Specialty Applications

  • Patients with a history of myocardial infarction, stroke, or peripheral artery disease.
  • Populations at risk, including older adults and those with multiple cardiovascular risk factors.
  • Clinical settings such as cardiology clinics, outpatient follow-ups, and inpatient care.
  • Specialty-specific applications in cardiology and primary care.
  • Used in treatment contexts for secondary prevention of cardiovascular events.

Coding Complexity

High Complexity

This diagnosis requires careful attention to:

  • Comprehensive clinical documentation
  • Accurate code selection based on clinical criteria
  • Proper exclusion considerations
  • Specialty-specific coding guidelines

Documentation

Documentation Templates

Template 1

Template: 'Patient diagnosed with cardiovascular disease based on clinical findings and prescribed aspirin therapy.'

Template 2

Template: 'Clinical presentation consistent with myocardial infarction including chest pain and ECG changes.'

Template 3

Template: 'Diagnostic criteria for aspirin therapy met as evidenced by history of previous cardiovascular events.'

Template 4

Template: 'Treatment plan initiated for secondary prevention with aspirin and lifestyle modifications.'

Template 5

Template: 'Follow-up care for cardiovascular disease including monitoring of aspirin therapy and side effects.'

Billing Information

Billing Considerations

  • Ensure proper documentation for billing
  • Verify code specificity requirements
  • Check for any additional codes needed
  • Review payer-specific guidelines

Common Issues

  • Insufficient clinical documentation
  • Incorrect code selection
  • Missing supporting diagnoses
  • Timing and frequency documentation

Frequently Asked Questions

What documentation is required for this diagnosis?

Document the indication for aspirin use, including patient history and risk factors.

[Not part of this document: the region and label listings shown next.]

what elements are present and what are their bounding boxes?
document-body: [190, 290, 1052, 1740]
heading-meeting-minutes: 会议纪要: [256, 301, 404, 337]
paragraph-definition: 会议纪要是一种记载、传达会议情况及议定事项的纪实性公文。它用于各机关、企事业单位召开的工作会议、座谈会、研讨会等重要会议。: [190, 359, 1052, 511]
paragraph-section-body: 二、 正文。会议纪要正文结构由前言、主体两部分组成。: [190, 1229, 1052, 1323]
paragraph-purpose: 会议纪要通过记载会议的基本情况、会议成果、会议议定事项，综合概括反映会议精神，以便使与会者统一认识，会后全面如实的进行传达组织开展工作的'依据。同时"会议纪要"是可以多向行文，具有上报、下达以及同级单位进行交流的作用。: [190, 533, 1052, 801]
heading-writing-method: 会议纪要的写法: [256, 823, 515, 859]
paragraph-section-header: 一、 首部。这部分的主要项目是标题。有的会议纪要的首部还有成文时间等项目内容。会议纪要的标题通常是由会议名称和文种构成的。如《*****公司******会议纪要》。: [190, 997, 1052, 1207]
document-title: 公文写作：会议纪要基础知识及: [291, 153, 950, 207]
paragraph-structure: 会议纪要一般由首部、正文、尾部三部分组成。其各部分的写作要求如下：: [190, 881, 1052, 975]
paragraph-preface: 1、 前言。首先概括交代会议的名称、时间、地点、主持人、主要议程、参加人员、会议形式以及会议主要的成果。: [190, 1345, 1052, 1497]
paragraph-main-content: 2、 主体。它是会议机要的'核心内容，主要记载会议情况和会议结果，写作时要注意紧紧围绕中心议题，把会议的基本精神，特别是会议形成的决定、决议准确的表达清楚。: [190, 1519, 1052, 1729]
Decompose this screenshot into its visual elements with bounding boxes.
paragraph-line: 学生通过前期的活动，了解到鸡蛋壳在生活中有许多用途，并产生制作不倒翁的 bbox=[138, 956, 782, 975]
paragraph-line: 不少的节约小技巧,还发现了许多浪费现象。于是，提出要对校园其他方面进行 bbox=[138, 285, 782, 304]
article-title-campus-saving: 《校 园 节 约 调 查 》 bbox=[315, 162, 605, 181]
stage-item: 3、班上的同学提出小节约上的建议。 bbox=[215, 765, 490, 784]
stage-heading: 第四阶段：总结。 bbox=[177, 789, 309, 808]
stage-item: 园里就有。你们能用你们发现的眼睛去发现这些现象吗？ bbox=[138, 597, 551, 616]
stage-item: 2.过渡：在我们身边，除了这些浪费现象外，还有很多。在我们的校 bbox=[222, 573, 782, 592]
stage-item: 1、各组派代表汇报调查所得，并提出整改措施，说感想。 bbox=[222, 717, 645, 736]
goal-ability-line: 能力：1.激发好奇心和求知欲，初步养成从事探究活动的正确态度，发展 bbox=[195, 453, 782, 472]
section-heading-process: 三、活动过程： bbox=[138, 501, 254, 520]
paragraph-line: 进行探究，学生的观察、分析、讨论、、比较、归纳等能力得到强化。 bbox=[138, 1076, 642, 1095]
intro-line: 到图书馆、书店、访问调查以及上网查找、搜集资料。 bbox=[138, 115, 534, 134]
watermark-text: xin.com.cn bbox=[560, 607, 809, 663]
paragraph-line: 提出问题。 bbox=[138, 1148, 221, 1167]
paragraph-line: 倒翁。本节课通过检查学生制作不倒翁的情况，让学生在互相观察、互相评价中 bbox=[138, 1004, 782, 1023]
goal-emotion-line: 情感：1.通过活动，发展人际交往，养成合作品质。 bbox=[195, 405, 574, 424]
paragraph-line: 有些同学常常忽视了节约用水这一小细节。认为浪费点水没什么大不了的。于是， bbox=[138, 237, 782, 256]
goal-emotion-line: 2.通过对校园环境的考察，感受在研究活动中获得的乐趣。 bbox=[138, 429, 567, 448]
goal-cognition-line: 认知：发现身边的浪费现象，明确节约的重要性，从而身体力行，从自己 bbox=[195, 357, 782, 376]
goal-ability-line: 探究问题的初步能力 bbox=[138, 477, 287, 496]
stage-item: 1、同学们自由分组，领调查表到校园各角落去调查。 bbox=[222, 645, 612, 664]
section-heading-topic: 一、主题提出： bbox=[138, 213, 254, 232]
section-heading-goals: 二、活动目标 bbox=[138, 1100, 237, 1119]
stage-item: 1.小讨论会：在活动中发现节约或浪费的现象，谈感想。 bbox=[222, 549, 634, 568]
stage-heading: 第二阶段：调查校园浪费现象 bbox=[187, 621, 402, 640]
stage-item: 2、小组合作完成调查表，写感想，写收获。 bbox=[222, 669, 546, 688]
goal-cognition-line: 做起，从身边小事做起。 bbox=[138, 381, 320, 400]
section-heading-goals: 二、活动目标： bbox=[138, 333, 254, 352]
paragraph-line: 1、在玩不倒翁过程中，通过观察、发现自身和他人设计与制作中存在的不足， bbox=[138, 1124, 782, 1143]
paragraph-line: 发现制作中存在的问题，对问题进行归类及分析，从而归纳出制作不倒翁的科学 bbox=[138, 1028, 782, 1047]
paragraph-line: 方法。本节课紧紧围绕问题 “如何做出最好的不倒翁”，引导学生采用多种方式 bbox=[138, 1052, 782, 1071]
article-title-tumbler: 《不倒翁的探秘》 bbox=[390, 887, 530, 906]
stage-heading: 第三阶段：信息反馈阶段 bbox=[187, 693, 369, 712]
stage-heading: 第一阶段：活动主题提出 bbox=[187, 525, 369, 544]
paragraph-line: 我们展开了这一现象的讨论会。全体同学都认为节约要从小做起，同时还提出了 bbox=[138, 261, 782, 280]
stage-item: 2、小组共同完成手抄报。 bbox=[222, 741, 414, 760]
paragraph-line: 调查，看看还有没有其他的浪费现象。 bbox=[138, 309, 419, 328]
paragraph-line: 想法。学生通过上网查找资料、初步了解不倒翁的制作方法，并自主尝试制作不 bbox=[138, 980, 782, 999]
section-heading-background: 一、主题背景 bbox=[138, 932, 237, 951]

How does this differ from similar diagnoses?

Aspirin use is specific to antiplatelet therapy, while other codes may refer to different medications.

What are common billing considerations?

Ensure medical necessity is clearly documented to support reimbursement for aspirin therapy.

What procedures are typically associated?

CPT codes for cardiovascular assessments and monitoring may be relevant.

Are there any quality reporting implications?

Quality measures may require tracking aspirin use in eligible patient populations.